Além de grande professora – objetiva, precisa e exigente –, Conceição sempre foi muito alegre. E, apesar do tom quase agressivo com que se manifestava em suas apresentações públicas, sempre foi uma pessoa generosa e atenta com o próximo. Estou convencida que a forma agressiva de se expressar deve ter sido uma estratégia de comunicação, ainda que inconsciente, para se impor num ambiente profissional dominado por homens.
Na entrevista, Maria da Conceição relembra o entusiasmo com que abraçou o Brasil, saindo de uma ditadura em Portugal que parecia não ter fim.
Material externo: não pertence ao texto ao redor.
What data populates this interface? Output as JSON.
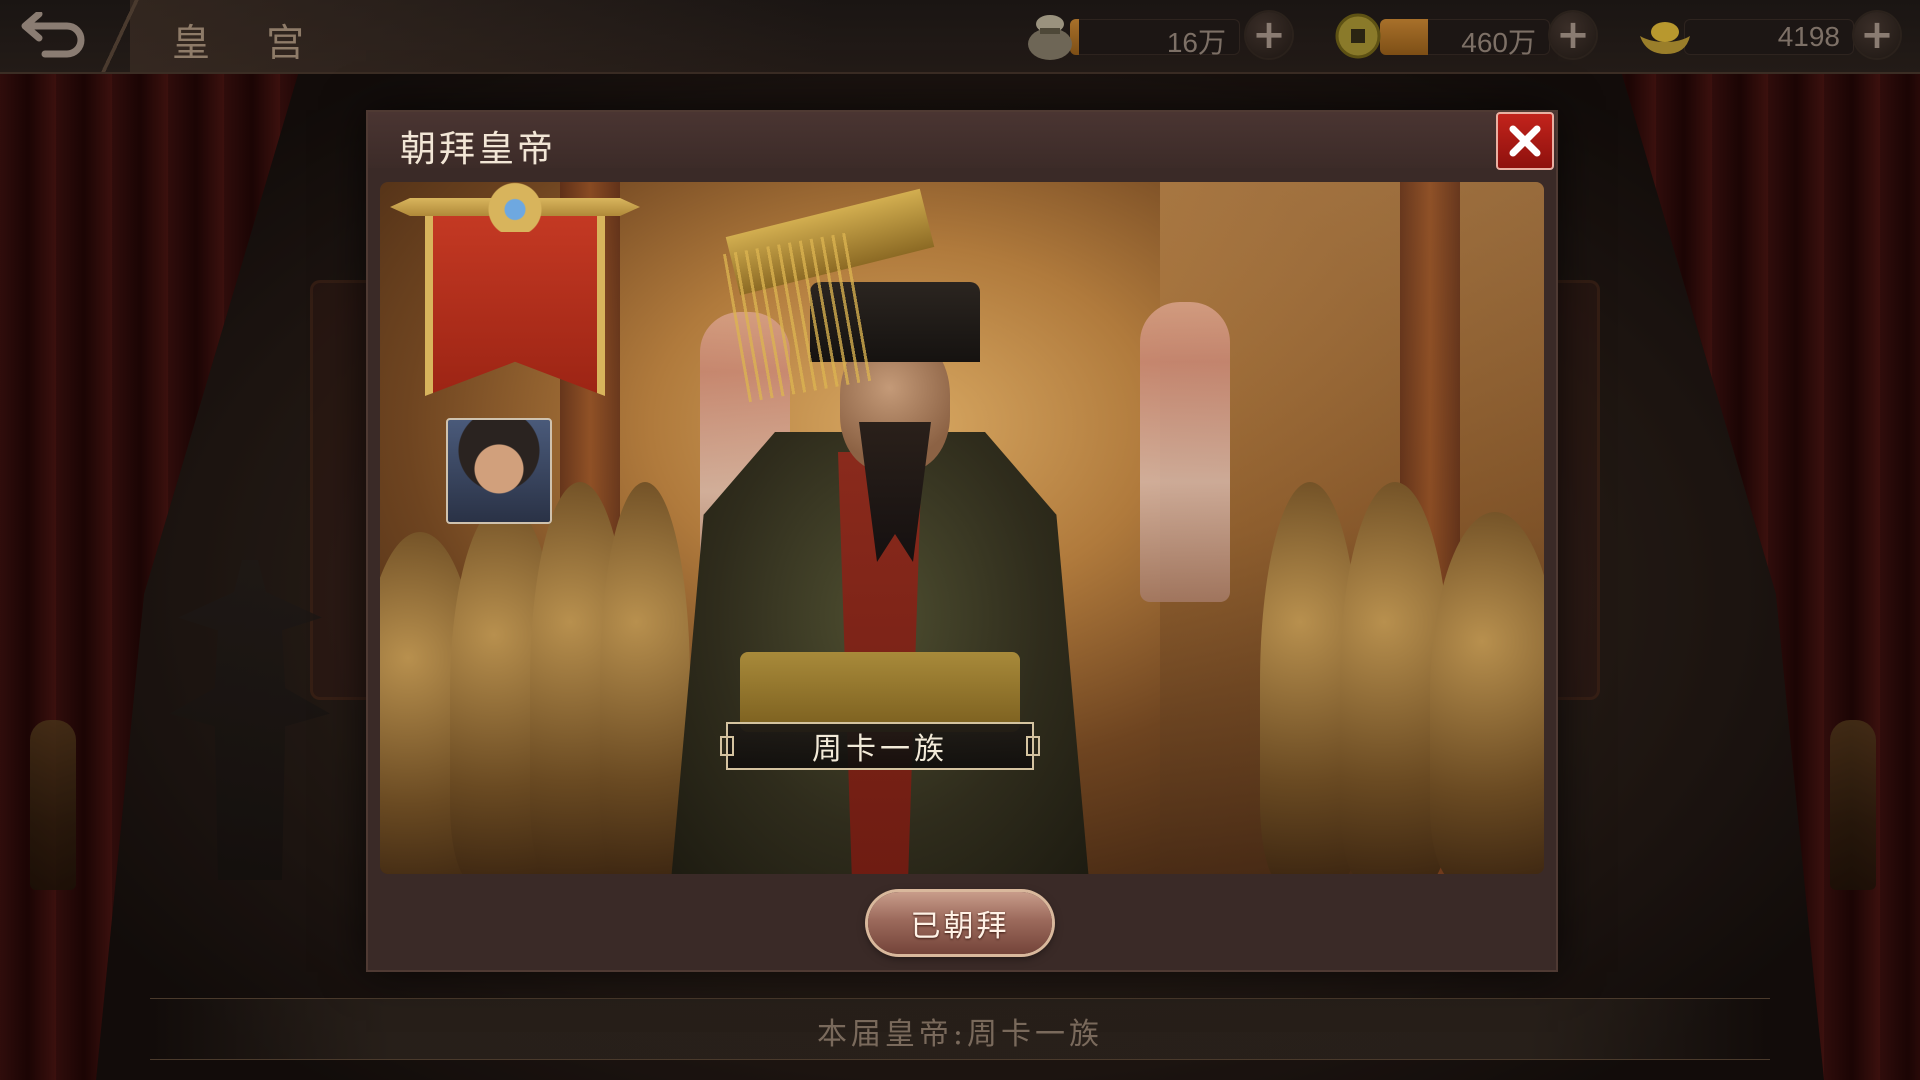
{
  "top_bar": {
    "location_title": "皇 宫",
    "back_icon": "back-arrow-icon",
    "resources": [
      {
        "name": "grain",
        "icon": "grain-sack-icon",
        "value": "16万",
        "fill_fraction": 0.05
      },
      {
        "name": "copper",
        "icon": "copper-coin-icon",
        "value": "460万",
        "fill_fraction": 0.28
      },
      {
        "name": "gold",
        "icon": "gold-ingot-icon",
        "value": "4198",
        "fill_fraction": 0
      }
    ],
    "plus_label": "+"
  },
  "dialog": {
    "title": "朝拜皇帝",
    "close_icon": "close-icon",
    "emperor_name": "周卡一族",
    "action_button": "已朝拜"
  },
  "footer": {
    "current_emperor": "本届皇帝:周卡一族"
  },
  "colors": {
    "close_red": "#c2231c",
    "banner_red": "#c63a24",
    "gold": "#d8b45c",
    "resource_fill": "#a8702a"
  }
}
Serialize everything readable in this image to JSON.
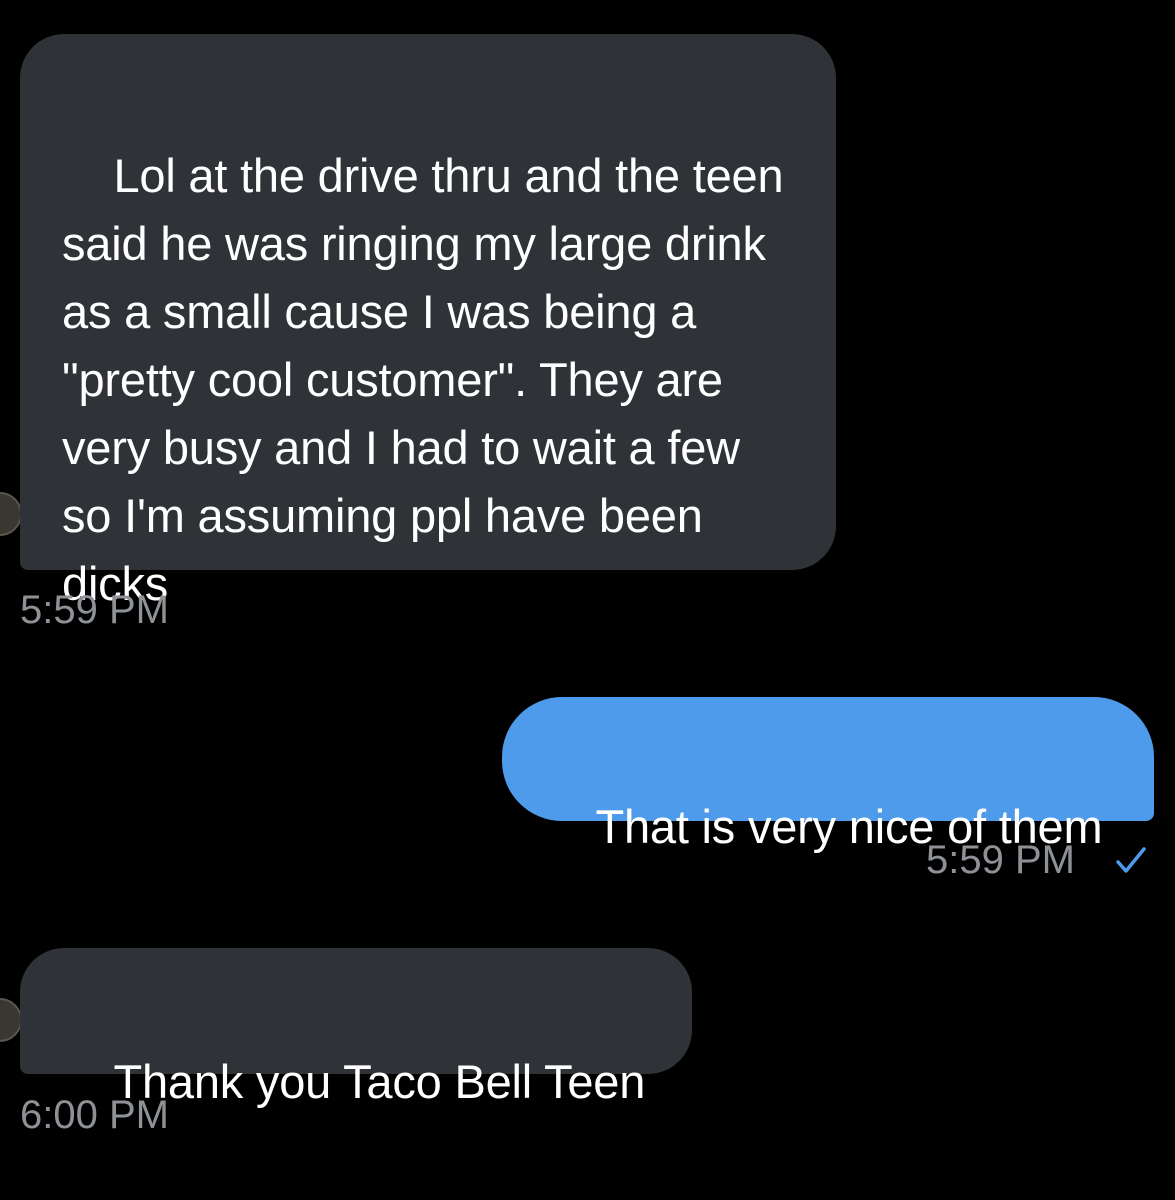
{
  "conversation": {
    "messages": [
      {
        "direction": "incoming",
        "text": "Lol at the drive thru and the teen said he was ringing my large drink as a small cause I was being a \"pretty cool customer\". They are very busy and I had to wait a few  so I'm assuming ppl have been dicks",
        "time": "5:59 PM"
      },
      {
        "direction": "outgoing",
        "text": "That is very nice of them",
        "time": "5:59 PM",
        "status": "sent-check-icon"
      },
      {
        "direction": "incoming",
        "text": "Thank you Taco Bell Teen",
        "time": "6:00 PM"
      }
    ]
  },
  "colors": {
    "background": "#000000",
    "incoming_bubble": "#2f3236",
    "outgoing_bubble": "#4e9bec",
    "timestamp": "#8e9296",
    "check": "#4e9bec"
  }
}
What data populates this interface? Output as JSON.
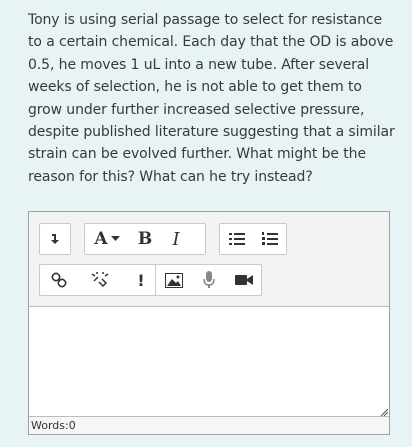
{
  "question": {
    "text": "Tony is using serial passage to select for resistance to a certain chemical. Each day that the OD is above 0.5, he moves 1 uL into a new tube. After several weeks of selection, he is not able to get them to grow under further increased selective pressure, despite published literature suggesting that a similar strain can be evolved further. What might be the reason for this? What can he try instead?"
  },
  "toolbar": {
    "font_label": "A",
    "bold_label": "B",
    "italic_label": "I",
    "exclaim_label": "!"
  },
  "editor": {
    "answer_value": "",
    "word_count_label": "Words:0"
  }
}
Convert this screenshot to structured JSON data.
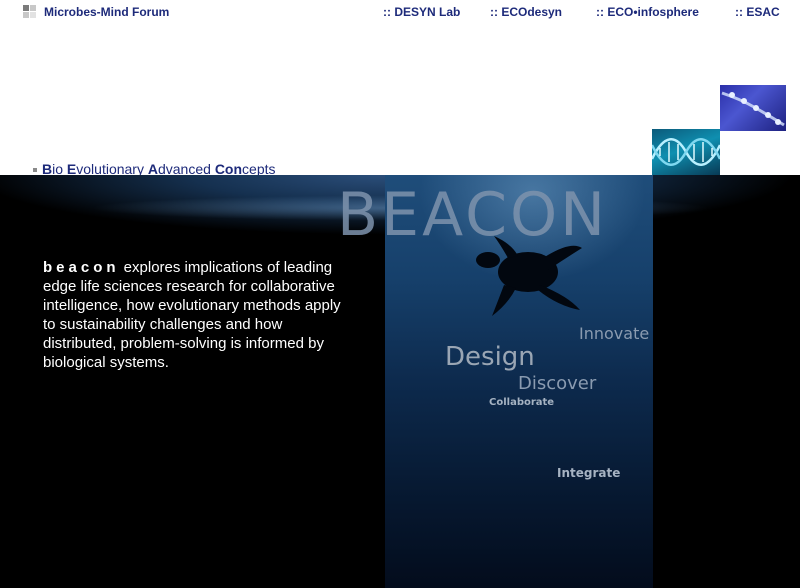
{
  "header": {
    "site_title": "Microbes-Mind Forum",
    "nav": [
      {
        "label": ":: DESYN Lab"
      },
      {
        "label": ":: ECOdesyn"
      },
      {
        "label": ":: ECO•infosphere"
      },
      {
        "label": ":: ESAC"
      }
    ]
  },
  "tagline": {
    "b1": "B",
    "r1": "io ",
    "b2": "E",
    "r2": "volutionary ",
    "b3": "A",
    "r3": "dvanced ",
    "b4": "Con",
    "r4": "cepts"
  },
  "hero": {
    "title": "BEACON",
    "keyword": "beacon",
    "description": " explores implications of leading edge life sciences research for collaborative intelligence, how evolutionary methods apply to sustainability challenges and how distributed, problem-solving is informed by biological systems.",
    "words": {
      "innovate": "Innovate",
      "design": "Design",
      "discover": "Discover",
      "collaborate": "Collaborate",
      "integrate": "Integrate"
    }
  },
  "colors": {
    "nav_text": "#1d2a7a",
    "hero_bg": "#000000",
    "hero_text": "#ffffff"
  },
  "icons": [
    "logo-squares-icon",
    "abstract-blue-image",
    "dna-helix-image",
    "turtle-silhouette"
  ]
}
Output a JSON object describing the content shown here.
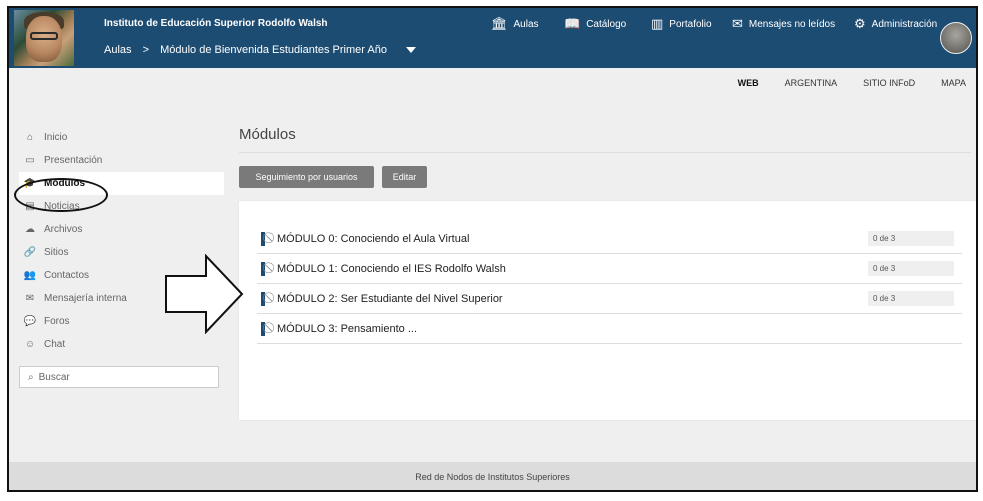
{
  "header": {
    "site_title": "Instituto de Educación Superior Rodolfo Walsh",
    "breadcrumb": [
      "Aulas",
      ">",
      "Módulo de Bienvenida Estudiantes Primer Año"
    ],
    "nav": [
      {
        "icon": "institution-icon",
        "label": "Aulas"
      },
      {
        "icon": "book-icon",
        "label": "Catálogo"
      },
      {
        "icon": "portfolio-icon",
        "label": "Portafolio"
      },
      {
        "icon": "mail-icon",
        "label": "Mensajes no leídos"
      },
      {
        "icon": "gear-icon",
        "label": "Administración"
      }
    ]
  },
  "sublinks": [
    "WEB",
    "ARGENTINA",
    "SITIO INFoD",
    "MAPA"
  ],
  "sidebar": {
    "items": [
      {
        "icon": "home-icon",
        "label": "Inicio"
      },
      {
        "icon": "monitor-icon",
        "label": "Presentación"
      },
      {
        "icon": "graduation-cap-icon",
        "label": "Módulos"
      },
      {
        "icon": "newspaper-icon",
        "label": "Noticias"
      },
      {
        "icon": "cloud-icon",
        "label": "Archivos"
      },
      {
        "icon": "link-icon",
        "label": "Sitios"
      },
      {
        "icon": "contacts-icon",
        "label": "Contactos"
      },
      {
        "icon": "envelope-icon",
        "label": "Mensajería interna"
      },
      {
        "icon": "forum-icon",
        "label": "Foros"
      },
      {
        "icon": "chat-icon",
        "label": "Chat"
      }
    ],
    "search_label": "Buscar"
  },
  "main": {
    "title": "Módulos",
    "buttons": {
      "tracking": "Seguimiento por usuarios",
      "edit": "Editar"
    },
    "modules": [
      {
        "label": "MÓDULO 0: Conociendo el Aula Virtual",
        "progress": "0 de 3"
      },
      {
        "label": "MÓDULO 1: Conociendo el IES Rodolfo Walsh",
        "progress": "0 de 3"
      },
      {
        "label": "MÓDULO 2: Ser Estudiante del Nivel Superior",
        "progress": "0 de 3"
      },
      {
        "label": "MÓDULO 3: Pensamiento ...",
        "progress": ""
      }
    ]
  },
  "footer": {
    "text": "Red de Nodos de Institutos Superiores"
  },
  "colors": {
    "header_bg": "#1d4c73",
    "button_bg": "#7a7a7a",
    "page_bg": "#efefef"
  }
}
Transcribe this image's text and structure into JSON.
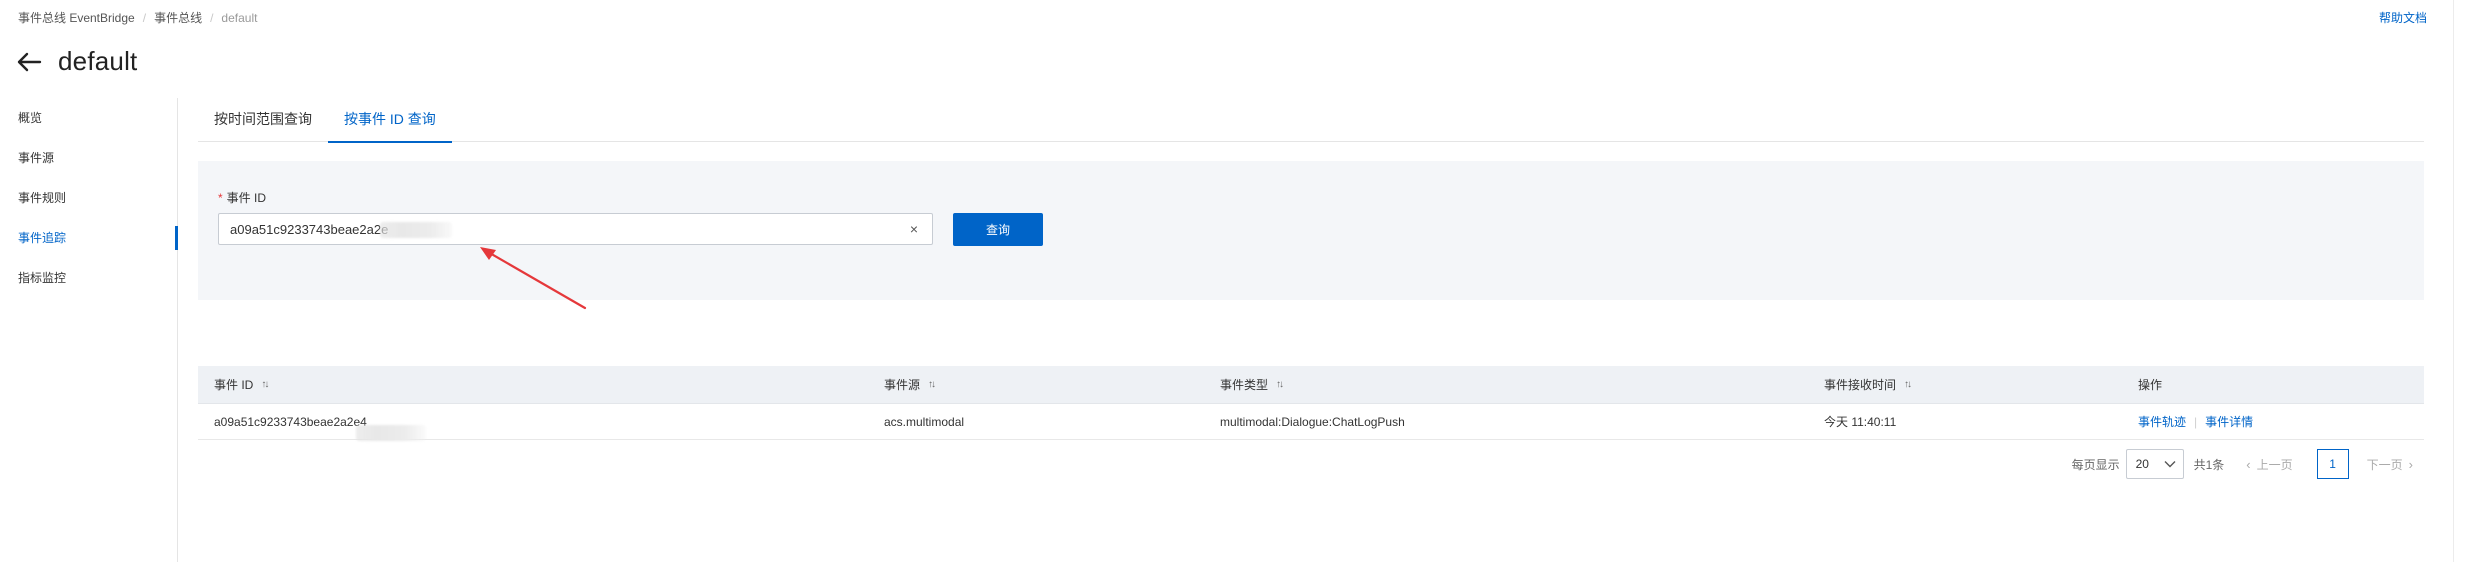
{
  "breadcrumb": {
    "items": [
      "事件总线 EventBridge",
      "事件总线",
      "default"
    ]
  },
  "header": {
    "help_label": "帮助文档",
    "title": "default"
  },
  "sidebar": {
    "items": [
      {
        "label": "概览"
      },
      {
        "label": "事件源"
      },
      {
        "label": "事件规则"
      },
      {
        "label": "事件追踪",
        "active": true
      },
      {
        "label": "指标监控"
      }
    ]
  },
  "tabs": [
    {
      "label": "按时间范围查询"
    },
    {
      "label": "按事件 ID 查询",
      "active": true
    }
  ],
  "query": {
    "required_mark": "*",
    "field_label": "事件 ID",
    "input_value": "a09a51c9233743beae2a2e",
    "clear_glyph": "×",
    "button_label": "查询"
  },
  "table": {
    "columns": [
      {
        "label": "事件 ID",
        "sortable": true
      },
      {
        "label": "事件源",
        "sortable": true
      },
      {
        "label": "事件类型",
        "sortable": true
      },
      {
        "label": "事件接收时间",
        "sortable": true
      },
      {
        "label": "操作",
        "sortable": false
      }
    ],
    "rows": [
      {
        "event_id": "a09a51c9233743beae2a2e4",
        "source": "acs.multimodal",
        "type": "multimodal:Dialogue:ChatLogPush",
        "time": "今天 11:40:11",
        "actions": [
          "事件轨迹",
          "事件详情"
        ]
      }
    ]
  },
  "pagination": {
    "page_size_label": "每页显示",
    "page_size": "20",
    "total": "共1条",
    "prev": "上一页",
    "current_page": "1",
    "next": "下一页"
  },
  "colors": {
    "accent": "#0064c8",
    "panel_bg": "#f4f6f9",
    "arrow": "#e5383b"
  },
  "icons": {
    "back": "arrow-left-icon",
    "sort": "sort-icon",
    "clear": "close-icon",
    "dropdown": "chevron-down-icon"
  }
}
Na era de Juscelino Kubitschek, o Brasil deveria ter mais a oferecer a uma jovem de menos de trinta anos, formada em matemática e já com interesse em economia, do que a sociedade estagnada de Portugal. No filme Livre pensar – cinebiografia de Maria da Conceição Tavares, dirigido pelo cineasta José Mariani, ela revela o que a movia naqueles tempos: o Brasil testaria a possibilidade de uma “democracia nos trópicos” dar certo.
A carreira de Conceição não ficou restrita à academia brasileira. Sua experiência internacional se inicia cedo, na prestigiada Cepal, criada em 1949, com sede em Santiago do Chile, pela mão de Raúl Prebish e Celso Furtado, os pais do pensamento estruturalista latino-americano. Naquela época, a Cepal era o grande think tank em economia da América Latina, e o talento da jovem professora foi reconhecido por Aníbal Pinto, que a levou para Santiago, em 1968. Este foi um período fértil de ideias e experiências profissionais, durante o qual Conceição pôde atuar como professora no Chile e como assessora do governo Allende. De volta ao Brasil, viveu certamente o período mais difícil dos anos de chumbo, chegando a ser presa. Mas Conceição supera o trauma e produz, em curto espaço de tempo, duas teses acadêmicas. Em 1975, defende a sua tese de livre docente na UFRJ, Acumulação de capital e industrialização no Brasil, e, em 1978, a sua tese de professora titular Ciclo e crise: o movimento recente da economia brasileira. As aposentadorias na Unicamp, em 1987, e na UFRJ, em 1990, foram sucedidas pela experiência como parlamentar, tendo sido eleita deputada federal pelo Rio de Janeiro, pelo Partido dos Trabalhadores (PT), em 1994 (diplomada em 1995).
Como a vida parlamentar não a encantou, retornou à vida acadêmica e continuou a produzir livros e artigos sobre temas de economia. Mais recentemente, com quase 90 anos, se prepara para o lançamento de mais um livro, reunindo artigos seus. Assim, a incansável professora Maria da Conceição Tavares continua dando exemplo de vitalidade e determinação, a inspirar as gerações mais jovens.